Contracepção em Pacientes de Alto Risco: Escolha Segura

UFMT Revalida - Universidade Federal de Mato Grosso — Prova 2022

Enunciado

Mulher casada, G2 P2 A0, 38 anos, tabagista 1 maço/dia, dislipidêmica e hipertensa, teve o último parto há 4 anos. Faz uso regular de sinvastatina 20 mg/dia e losartana 50 mg/dia, mantendo PA em níveis adequados. Informa fazer uso de Ciclo 21 (contraceptivo oral combinado) sem intervalo entre as cartelas, pois não deseja menstruar, estando bem adaptada ao método. Exame físico sem anormalidades, exceto por IMC = 38 Kg/m². Em relação à contracepção, qual a opção correta para essa paciente? 

Alternativas

  1. A) Recomendar sistema intrauterino liberador de levonorgestrel.
  2. B) Manter contraceptivo oral combinado.
  3. C) Oferecer dispositivo intrauterino de cobre. 
  4. D) Indicar laqueadura tubária. 

Pérola Clínica

Mulher >35a, tabagista, hipertensa, obesa, dislipidêmica → COC contraindicado (MEC Cat. 4); preferir métodos não hormonais ou progestagênios.

Resumo-Chave

A paciente apresenta múltiplos fatores de risco cardiovascular (idade >35, tabagismo, hipertensão, dislipidemia, obesidade) que contraindicam o uso de contraceptivos orais combinados (COC) devido ao risco aumentado de eventos trombóticos. Métodos como SIU de levonorgestrel ou DIU de cobre são opções seguras e eficazes, pois não contêm estrogênio ou têm ação local.

Contexto Educacional

A escolha do método contraceptivo para mulheres com comorbidades e múltiplos fatores de risco cardiovascular exige uma avaliação cuidadosa, baseada nos Critérios de Elegibilidade Médica da Organização Mundial da Saúde (MEC OMS). Pacientes com idade avançada (>35 anos), tabagismo, hipertensão, dislipidemia e obesidade apresentam um risco significativamente aumentado de eventos trombóticos e cardiovasculares ao usar contraceptivos orais combinados (COCs), que contêm estrogênio. Nesse cenário, os COCs são classificados como Categoria 4 (contraindicação absoluta) pelos MEC OMS. A presença de múltiplos fatores de risco, como os da paciente do enunciado, torna o uso de estrogênio inaceitável devido ao risco de infarto agudo do miocárdio, acidente vascular cerebral e trombose venosa profunda, que podem ser fatais. As opções seguras e eficazes para essas pacientes incluem métodos contraceptivos de longa ação (LARC), como o sistema intrauterino (SIU) liberador de levonorgestrel ou o dispositivo intrauterino (DIU) de cobre, que não contêm estrogênio ou têm ação predominantemente local, minimizando os riscos sistêmicos. A laqueadura tubária é uma opção permanente, mas a decisão deve ser bem ponderada e discutida com a paciente, não sendo a primeira escolha para todas.

Perguntas Frequentes

Quais são os principais fatores de risco que contraindicam o uso de contraceptivos orais combinados?

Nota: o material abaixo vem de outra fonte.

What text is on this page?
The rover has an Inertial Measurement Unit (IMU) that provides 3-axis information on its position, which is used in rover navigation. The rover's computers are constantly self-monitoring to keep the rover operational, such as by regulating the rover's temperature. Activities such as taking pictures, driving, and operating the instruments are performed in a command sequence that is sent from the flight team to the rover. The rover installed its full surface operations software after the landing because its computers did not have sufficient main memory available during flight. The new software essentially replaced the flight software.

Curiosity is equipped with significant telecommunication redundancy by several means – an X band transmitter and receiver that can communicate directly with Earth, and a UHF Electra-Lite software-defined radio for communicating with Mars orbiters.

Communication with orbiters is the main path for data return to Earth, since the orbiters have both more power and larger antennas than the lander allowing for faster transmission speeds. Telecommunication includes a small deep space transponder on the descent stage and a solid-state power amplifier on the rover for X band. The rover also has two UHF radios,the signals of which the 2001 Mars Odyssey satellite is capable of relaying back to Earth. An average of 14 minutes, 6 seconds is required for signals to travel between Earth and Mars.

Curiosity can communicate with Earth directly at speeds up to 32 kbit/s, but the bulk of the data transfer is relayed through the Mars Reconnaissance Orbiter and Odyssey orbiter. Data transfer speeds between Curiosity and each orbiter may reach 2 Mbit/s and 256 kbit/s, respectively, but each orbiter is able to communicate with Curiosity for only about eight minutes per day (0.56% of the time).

Idade >35 anos associada a tabagismo, hipertensão não controlada, dislipidemia, obesidade (IMC >30), histórico de trombose ou enxaqueca com aura são contraindicações importantes para o uso de contraceptivos orais combinados.

Por que o SIU liberador de levonorgestrel é uma boa opção para essa paciente?

O SIU de levonorgestrel é um método de longa ação, altamente eficaz, que libera progestagênio localmente, minimizando efeitos sistêmicos e não aumentando o risco cardiovascular, sendo seguro para pacientes com múltiplos fatores de risco.

Quais as classificações dos Critérios de Elegibilidade Médica (MEC OMS) para contraceptivos?

Os MEC OMS classificam os métodos em 4 categorias: Categoria 1 (sem restrições), Categoria 2 (benefícios > riscos), Categoria 3 (riscos > benefícios, mas pode ser usado se não houver alternativa), Categoria 4 (contraindicação absoluta).